Proposez, disons… une expérimentation un peu trop électronique par un groupe metal ? Sacrilège ultime. Introduisez des influences pop dans le son d’une formation metal comme le fait Ghost? Excommunication immédiate!

Dans le fond, les fans de metal ressemblent à des archivistes plutôt grincheux et très frileux face aux nouveautés: ils cataloguent tout ce qui a été fait à la perfection, selon leurs goûts, ils protègent le passé et ils défendent chaque riff comme si c’était une relique du Moyen Âge qui devrait se retrouver dans un musée.

Et pourtant, malgré cette réticence maladive à la nouveauté, ils demeurent étonnamment sympathiques et souvent très instruits. De véritables bibliothèques ambulantes de riffs, de dates de tournées et d’anecdotes obscures sur les pochettes d’albums.

Leur talon d’Achille, leur faiblesse ultime ? La nostalgie.

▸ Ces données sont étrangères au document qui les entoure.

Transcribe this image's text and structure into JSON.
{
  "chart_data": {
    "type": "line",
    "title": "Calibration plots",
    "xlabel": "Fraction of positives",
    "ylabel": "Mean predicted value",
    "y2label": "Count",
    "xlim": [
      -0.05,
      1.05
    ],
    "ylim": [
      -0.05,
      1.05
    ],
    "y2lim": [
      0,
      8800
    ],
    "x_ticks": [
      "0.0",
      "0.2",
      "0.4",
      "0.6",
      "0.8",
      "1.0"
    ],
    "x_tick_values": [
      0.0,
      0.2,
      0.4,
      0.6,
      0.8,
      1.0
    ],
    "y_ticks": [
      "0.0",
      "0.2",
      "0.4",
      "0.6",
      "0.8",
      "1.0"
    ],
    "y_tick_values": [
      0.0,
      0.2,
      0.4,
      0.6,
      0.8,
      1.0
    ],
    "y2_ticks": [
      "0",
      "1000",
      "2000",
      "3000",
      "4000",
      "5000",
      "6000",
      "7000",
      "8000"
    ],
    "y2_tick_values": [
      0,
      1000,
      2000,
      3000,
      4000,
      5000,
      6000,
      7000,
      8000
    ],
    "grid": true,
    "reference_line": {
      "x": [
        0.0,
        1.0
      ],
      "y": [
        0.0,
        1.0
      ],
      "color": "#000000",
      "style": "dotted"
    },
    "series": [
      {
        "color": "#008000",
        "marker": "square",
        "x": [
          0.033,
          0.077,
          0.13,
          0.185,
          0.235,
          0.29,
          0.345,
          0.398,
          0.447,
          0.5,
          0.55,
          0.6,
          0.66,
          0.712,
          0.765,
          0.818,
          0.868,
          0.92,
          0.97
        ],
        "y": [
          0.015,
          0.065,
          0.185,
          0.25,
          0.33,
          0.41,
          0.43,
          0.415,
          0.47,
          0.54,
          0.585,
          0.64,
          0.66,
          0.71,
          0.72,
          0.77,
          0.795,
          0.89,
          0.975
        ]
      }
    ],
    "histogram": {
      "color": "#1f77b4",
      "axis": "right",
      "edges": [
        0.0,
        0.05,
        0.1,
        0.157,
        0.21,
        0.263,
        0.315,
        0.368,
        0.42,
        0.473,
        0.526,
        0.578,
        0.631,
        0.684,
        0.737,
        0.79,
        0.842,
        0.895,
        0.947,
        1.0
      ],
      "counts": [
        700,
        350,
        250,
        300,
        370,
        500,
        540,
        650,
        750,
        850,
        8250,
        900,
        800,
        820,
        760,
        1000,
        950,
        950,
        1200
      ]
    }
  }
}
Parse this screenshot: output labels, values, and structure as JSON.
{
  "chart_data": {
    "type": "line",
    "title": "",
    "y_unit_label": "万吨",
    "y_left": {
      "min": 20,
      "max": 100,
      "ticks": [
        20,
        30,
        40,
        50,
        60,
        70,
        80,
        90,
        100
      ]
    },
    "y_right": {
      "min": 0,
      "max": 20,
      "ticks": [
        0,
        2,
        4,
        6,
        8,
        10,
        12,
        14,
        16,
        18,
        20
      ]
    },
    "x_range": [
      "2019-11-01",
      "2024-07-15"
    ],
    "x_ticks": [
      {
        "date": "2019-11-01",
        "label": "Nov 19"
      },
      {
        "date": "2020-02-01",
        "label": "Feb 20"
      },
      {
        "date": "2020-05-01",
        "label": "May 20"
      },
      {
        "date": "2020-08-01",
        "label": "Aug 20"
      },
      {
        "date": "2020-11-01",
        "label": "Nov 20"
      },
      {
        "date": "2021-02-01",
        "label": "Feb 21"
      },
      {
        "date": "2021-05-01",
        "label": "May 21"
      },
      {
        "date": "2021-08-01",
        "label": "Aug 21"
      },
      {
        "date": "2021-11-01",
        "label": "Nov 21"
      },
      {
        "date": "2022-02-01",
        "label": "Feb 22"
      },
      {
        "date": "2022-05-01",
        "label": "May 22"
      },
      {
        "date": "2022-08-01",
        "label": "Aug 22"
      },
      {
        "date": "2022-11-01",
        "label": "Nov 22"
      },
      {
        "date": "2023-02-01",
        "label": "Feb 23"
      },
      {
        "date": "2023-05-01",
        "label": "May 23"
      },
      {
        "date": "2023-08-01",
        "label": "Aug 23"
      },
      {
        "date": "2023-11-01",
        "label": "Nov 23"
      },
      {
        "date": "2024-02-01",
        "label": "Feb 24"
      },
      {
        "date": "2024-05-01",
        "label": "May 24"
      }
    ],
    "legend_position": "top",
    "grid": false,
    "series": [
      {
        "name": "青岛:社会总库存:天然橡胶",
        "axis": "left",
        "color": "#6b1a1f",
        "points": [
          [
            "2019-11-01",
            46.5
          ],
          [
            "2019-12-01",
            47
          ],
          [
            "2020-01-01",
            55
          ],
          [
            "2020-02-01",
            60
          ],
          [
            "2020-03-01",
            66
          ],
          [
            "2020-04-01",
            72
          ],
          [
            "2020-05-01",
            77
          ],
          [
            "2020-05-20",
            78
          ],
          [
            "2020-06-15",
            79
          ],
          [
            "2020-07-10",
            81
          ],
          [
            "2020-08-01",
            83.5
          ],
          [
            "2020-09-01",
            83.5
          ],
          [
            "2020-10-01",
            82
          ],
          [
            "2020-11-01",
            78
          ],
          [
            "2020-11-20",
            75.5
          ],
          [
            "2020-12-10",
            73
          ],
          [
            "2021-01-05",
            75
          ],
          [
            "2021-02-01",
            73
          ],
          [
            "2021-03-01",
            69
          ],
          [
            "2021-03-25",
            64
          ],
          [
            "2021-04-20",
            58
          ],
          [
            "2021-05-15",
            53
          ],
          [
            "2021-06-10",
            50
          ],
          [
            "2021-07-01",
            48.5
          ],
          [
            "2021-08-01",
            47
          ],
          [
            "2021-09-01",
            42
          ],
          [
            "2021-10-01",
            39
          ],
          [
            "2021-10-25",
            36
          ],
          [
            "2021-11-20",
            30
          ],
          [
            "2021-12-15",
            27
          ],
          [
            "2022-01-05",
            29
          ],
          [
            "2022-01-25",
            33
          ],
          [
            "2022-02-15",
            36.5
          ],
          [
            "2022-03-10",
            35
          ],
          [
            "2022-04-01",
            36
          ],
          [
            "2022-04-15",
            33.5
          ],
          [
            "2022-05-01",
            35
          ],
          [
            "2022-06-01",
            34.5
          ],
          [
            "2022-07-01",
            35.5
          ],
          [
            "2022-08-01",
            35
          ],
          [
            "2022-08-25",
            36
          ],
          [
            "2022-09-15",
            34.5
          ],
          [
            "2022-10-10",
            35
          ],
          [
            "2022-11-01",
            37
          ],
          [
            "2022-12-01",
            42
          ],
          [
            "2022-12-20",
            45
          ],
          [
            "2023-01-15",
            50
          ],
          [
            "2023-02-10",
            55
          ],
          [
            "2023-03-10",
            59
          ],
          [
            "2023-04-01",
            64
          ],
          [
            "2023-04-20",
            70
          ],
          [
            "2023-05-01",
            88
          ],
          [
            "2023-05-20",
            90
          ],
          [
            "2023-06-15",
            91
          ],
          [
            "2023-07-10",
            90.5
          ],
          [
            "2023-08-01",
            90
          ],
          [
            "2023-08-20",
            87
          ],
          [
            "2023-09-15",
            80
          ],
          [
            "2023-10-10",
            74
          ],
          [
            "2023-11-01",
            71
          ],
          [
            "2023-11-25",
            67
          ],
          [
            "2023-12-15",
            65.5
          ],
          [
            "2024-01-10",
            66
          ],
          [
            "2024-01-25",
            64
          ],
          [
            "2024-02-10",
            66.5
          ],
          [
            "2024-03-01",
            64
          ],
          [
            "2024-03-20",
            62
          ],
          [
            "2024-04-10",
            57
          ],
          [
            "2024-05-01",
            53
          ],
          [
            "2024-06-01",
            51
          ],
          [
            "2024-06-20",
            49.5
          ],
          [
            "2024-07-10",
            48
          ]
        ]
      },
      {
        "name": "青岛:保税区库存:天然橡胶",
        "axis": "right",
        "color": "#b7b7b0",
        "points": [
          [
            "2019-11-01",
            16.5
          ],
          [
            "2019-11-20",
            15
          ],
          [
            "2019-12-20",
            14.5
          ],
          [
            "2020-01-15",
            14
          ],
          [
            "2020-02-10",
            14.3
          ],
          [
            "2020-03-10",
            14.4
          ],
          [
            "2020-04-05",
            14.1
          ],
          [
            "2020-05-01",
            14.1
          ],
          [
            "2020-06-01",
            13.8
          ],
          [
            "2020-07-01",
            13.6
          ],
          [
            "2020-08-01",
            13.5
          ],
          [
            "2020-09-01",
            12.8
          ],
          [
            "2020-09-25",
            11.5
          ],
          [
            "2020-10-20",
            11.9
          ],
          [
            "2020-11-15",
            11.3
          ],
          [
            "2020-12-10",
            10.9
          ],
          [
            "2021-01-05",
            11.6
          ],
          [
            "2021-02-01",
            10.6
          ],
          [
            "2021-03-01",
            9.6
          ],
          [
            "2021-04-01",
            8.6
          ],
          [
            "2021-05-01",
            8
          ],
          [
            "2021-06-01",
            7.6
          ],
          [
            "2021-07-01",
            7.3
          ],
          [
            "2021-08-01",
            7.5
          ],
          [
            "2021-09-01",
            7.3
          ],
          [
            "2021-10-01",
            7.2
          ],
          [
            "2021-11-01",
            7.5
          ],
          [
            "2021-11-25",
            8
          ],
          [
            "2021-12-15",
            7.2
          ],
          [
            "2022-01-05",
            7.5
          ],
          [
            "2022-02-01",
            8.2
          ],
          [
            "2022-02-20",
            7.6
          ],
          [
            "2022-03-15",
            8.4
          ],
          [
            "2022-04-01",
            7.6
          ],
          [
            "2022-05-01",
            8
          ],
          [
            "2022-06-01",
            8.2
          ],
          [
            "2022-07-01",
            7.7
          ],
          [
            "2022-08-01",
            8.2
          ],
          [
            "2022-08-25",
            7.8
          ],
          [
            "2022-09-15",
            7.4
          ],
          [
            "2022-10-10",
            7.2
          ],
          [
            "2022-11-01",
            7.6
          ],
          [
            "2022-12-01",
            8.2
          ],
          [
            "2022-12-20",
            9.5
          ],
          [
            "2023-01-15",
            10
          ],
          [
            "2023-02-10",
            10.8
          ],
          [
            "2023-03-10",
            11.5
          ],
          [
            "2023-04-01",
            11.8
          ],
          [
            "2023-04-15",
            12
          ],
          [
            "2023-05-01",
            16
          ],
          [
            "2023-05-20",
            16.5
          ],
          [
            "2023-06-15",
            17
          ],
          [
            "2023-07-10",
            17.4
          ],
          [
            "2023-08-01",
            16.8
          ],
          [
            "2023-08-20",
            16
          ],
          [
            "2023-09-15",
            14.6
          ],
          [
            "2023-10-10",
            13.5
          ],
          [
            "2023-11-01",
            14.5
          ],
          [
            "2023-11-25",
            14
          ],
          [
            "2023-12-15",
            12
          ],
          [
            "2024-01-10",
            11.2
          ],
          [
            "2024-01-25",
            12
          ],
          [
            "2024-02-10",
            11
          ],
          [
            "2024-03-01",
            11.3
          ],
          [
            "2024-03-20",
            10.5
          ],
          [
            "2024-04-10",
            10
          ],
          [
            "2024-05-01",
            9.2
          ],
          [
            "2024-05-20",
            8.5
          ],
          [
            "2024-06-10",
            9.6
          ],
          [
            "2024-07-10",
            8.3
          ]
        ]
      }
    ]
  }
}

Ils s’accrochent à leurs souvenirs comme à une collection de patchs cousues sur une veste en jeans avec pas de manches. Une patch de Maiden de la tournée Somewhere on Tour, une patch de Metallica trouvé dans un marché aux puces en ‘92, une patch… de leurs 40 dernières années envolées, mais jamais oubliées.

Mais il faut l’avouer, cette obsession du passé est aussi ce qui fait la beauté du genre métallique. Le metal se nourrit d’hier pour ne pas mourir demain. Alors oui, les métalleux sont nostalgiques, conservateurs et protecteurs jusqu’à l’obsession. Et vous savez quoi? J’en fais partie, moi aussi.

Et franchement, qui d’autre aurait la détermination de porter encore fièrement un t-shirt troué de Slayer lors de la tournée Touring in the Abyss, comme s’il s’agissait d’un uniforme sacré ?

Hein, qui?

Pas pour le swag ou le drip, mais parce qu’on y était et qu’on est ressorti de là avec les bleus et autres ecchymoses qui venaient avec!

En gros, les métalleux sont réfractaires aux nouveautés, de féroces gardiens du passé, un brin obstinés, je dois l’avouer… mais sans eux, le metal ne serait pas ce sanctuaire intemporel qu’il est aujourd’hui!